After climbing back into the tunnel, he studied the area with his Maglite. When he had been running previously, his plan had been to get to an area of safety, where he could regroup, pass on what he had seen, and get more intelligence. So he had missed the sheet metal welded to one side of the tunnel that he presently stood before. He knew that this could be the opening to the rail line that would move to the west and get him on the parallel track toward the mounds.
Thinking of Misha and how scared she must be, he removed his knife and began to pop the welds. The welder had done a lazy job. The sheet metal came off easily. Shining the light into the opening, he gathered hope. There was a rail line and a tunnel.
Stepping into the darkness, following the yellow light punching into the black void, he counted his paces as he thought about Misha. The invaders ha
d proven themselves ruthless and would not spend a second considering the life of a child.
He quickened his pace.
CHAPTER 12
MISHA CONSTANCE
TWO MEN HAD STARED AT HER POD FOR A LONG WHILE. MISHA HAD barely made it back in time, and the sharp screwdriver in her hand gave her little comfort. She had gotten control of herself. Her breathing had settled, and so she had calmed down.
Her hands were still shaking, and her head still hurt. Her heart was racing, beating against her chest, but she did her best to act like she was asleep. Misha kept her eyes shut tight, but not too tight. When she needed to fight the flailing, she opened her eyes and looked through her glasses. That was what her father had always said. “Fight the flailing, Misha. Fight the flailing.” She didn’t think he had ever understood how hard she had tried until he invented the glasses and they helped so much. She held tight to the blanket they had given her.

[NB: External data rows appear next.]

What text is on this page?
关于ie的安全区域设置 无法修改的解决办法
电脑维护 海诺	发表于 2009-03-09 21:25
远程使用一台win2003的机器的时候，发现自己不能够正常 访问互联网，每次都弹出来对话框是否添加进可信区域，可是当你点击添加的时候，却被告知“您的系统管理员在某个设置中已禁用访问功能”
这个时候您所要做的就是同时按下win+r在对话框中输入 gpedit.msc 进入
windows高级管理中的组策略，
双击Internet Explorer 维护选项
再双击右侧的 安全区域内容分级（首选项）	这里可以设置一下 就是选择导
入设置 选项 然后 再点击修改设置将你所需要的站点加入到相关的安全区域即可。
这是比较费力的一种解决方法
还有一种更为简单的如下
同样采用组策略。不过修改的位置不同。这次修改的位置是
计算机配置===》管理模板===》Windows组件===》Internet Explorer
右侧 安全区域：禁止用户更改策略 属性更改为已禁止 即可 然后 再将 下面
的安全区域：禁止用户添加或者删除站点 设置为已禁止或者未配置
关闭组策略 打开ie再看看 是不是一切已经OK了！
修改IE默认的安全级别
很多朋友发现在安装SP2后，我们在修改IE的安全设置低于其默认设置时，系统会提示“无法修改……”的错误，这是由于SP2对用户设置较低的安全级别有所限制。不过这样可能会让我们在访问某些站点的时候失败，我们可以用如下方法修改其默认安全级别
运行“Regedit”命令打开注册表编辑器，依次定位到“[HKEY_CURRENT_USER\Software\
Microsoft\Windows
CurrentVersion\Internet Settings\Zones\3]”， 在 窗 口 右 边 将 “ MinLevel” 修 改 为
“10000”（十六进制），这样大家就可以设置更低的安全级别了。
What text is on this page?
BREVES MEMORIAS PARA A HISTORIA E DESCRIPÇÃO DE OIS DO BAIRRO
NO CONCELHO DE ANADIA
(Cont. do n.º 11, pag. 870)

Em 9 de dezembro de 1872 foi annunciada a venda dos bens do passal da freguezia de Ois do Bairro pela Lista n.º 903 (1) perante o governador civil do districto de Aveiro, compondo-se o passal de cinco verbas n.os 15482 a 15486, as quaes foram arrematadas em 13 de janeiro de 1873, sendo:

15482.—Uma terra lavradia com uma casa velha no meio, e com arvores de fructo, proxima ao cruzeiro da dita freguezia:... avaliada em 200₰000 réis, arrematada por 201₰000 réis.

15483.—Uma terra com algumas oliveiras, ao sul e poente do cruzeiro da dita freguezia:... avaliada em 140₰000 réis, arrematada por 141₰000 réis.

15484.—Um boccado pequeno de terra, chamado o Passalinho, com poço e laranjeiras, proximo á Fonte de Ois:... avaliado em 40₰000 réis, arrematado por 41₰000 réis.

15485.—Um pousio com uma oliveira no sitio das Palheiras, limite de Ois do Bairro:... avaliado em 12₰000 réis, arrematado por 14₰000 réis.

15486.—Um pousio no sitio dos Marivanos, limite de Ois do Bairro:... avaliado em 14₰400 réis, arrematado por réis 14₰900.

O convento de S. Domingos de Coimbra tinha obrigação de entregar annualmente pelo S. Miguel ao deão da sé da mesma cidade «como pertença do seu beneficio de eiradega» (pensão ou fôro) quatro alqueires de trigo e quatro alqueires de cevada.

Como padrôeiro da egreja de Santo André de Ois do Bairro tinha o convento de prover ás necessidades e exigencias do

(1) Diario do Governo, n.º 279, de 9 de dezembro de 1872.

After about ten minutes she heard them leave. Then she heard some big trucks coming, so she did the best she could to look over the lip of the pod where the canopy was. She barely saw what looked like those giant metal boxes that the ships had brought into the port. She counted five of them, but she might have missed one. She wasn’t sure.
After about twenty minutes the trucks left. Shortly after that, she heard what sounded like a really big sewing machine. Stitch, stitch, stitch. She had no idea what those noises really were, but she knew it wasn’t a big sewing machine. They sounded very mechanical, like pistons. And they were over very quickly.
Now she heard the sounds of footsteps outside, walking in all directions. She could feel the vibrations through the pod. She pretended to be asleep again, sensing their shadows darken the lids of her eyes.